Tapi rasanya contoh di bawah terlalu ekstrim.
Apakah telah terjadi yang sekasar itu di sini ?
Inikan hanya masalah penerimaan dengan sudut pandang yang dipilih oleh pihak penerima.
Itu saja.
Semua bisa jadi buruk atau baik sangat relatif terhadap penerimaan setiap individu.
 
Mohon tidak perlu lah sesempit itu.
Tokh Mak Darul telah berlayar mengelilingi samudera dan bertemu segala rupa bangsa di bumi ini.
 
 
Wassalam
Cysca.
 
 
 
----- Original Message -----
From: Darul M Juga kita seharusnya mengetahui dan mengertilah sedikit bahwa disini multi generasi, jadi berbicaralah dengan kaedah umum, sehingga tidak membuat sulit nan lain.

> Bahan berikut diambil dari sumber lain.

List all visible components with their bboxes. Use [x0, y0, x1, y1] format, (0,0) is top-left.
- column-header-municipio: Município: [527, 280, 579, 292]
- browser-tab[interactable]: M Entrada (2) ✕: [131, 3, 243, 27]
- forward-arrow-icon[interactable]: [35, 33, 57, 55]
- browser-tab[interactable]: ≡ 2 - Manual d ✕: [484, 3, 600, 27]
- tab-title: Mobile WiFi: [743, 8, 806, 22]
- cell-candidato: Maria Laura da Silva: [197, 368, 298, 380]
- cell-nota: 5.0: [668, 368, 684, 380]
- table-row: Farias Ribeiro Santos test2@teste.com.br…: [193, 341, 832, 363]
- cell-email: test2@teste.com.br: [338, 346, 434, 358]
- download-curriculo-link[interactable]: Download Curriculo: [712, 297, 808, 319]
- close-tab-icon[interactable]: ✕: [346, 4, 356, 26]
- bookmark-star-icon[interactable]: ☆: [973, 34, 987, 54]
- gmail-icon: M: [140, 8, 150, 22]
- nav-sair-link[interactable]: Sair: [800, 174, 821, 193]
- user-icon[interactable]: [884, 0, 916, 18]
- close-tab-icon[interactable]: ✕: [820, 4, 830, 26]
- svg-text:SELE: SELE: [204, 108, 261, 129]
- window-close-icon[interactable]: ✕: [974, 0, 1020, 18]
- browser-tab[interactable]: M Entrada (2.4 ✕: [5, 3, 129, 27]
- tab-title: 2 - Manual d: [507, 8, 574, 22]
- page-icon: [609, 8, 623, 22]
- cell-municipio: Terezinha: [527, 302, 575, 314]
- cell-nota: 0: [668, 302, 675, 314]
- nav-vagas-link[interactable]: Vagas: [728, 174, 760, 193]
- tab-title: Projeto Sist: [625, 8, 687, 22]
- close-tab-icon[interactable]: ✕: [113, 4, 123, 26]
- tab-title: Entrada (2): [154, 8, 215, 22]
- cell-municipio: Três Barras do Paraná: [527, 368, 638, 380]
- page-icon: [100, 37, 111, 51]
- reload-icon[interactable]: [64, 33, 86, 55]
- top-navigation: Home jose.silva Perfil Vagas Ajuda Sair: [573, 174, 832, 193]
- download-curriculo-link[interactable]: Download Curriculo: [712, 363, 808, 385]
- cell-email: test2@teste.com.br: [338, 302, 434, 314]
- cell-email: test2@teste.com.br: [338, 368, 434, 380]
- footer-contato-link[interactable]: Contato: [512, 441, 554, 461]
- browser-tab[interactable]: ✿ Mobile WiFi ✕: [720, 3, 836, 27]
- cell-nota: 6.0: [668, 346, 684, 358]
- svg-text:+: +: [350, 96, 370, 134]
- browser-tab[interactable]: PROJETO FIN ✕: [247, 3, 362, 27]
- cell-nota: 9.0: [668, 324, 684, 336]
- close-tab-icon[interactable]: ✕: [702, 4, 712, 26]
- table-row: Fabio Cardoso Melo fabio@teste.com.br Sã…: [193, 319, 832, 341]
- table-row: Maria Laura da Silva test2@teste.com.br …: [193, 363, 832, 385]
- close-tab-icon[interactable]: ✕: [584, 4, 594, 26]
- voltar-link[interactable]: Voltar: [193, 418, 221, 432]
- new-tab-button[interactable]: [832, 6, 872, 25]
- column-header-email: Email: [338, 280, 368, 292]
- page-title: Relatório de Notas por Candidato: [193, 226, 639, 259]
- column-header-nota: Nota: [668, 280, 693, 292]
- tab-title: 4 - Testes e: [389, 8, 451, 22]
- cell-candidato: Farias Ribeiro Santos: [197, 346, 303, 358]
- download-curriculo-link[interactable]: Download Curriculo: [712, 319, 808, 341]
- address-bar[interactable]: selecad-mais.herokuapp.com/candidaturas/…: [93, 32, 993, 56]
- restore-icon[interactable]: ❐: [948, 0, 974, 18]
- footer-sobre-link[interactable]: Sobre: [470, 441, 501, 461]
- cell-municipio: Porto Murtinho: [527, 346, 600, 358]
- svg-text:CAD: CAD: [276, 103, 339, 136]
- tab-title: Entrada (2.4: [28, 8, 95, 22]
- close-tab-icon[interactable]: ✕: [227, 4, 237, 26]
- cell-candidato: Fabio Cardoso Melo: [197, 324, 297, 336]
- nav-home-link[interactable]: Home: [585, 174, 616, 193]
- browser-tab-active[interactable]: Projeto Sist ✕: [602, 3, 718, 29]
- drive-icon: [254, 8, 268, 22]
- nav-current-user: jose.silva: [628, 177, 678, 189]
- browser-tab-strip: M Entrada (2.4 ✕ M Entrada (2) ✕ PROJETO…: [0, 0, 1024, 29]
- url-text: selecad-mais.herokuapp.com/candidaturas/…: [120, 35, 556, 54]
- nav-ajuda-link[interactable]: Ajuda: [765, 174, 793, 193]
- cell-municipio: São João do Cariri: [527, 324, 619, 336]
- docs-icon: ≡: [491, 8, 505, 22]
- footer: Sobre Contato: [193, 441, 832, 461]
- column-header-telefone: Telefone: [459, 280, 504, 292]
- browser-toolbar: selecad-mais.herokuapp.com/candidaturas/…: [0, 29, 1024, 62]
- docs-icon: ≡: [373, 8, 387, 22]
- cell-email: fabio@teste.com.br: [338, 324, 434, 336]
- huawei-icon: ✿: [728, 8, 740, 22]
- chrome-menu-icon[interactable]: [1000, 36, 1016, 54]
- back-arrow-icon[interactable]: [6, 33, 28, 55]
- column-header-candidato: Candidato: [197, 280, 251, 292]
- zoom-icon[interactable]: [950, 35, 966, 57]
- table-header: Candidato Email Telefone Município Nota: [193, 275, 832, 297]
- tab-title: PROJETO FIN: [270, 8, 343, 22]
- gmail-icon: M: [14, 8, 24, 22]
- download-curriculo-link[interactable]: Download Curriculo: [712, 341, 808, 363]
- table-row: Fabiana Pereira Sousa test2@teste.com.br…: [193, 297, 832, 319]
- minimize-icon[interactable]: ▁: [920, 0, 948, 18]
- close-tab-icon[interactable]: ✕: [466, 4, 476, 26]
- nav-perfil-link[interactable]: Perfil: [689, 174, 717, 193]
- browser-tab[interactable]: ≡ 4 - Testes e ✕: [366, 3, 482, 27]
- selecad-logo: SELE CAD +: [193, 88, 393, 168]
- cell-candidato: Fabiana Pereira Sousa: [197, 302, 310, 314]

Apa lagi yang kadang suatu kata, bisa jorok atau maki bagi suatu
generasi, tapi bisa jadi kata sanjungan di generasi lain. Atau juga beda daerah saja bisa begitu. Coba seorang anak muda Sboyo ketemu, enak saja bilang "juaaaanncok khon" "nengdi wae sampean", kalau kata ini terucap dan dibaca beda generasi bagaimana coba????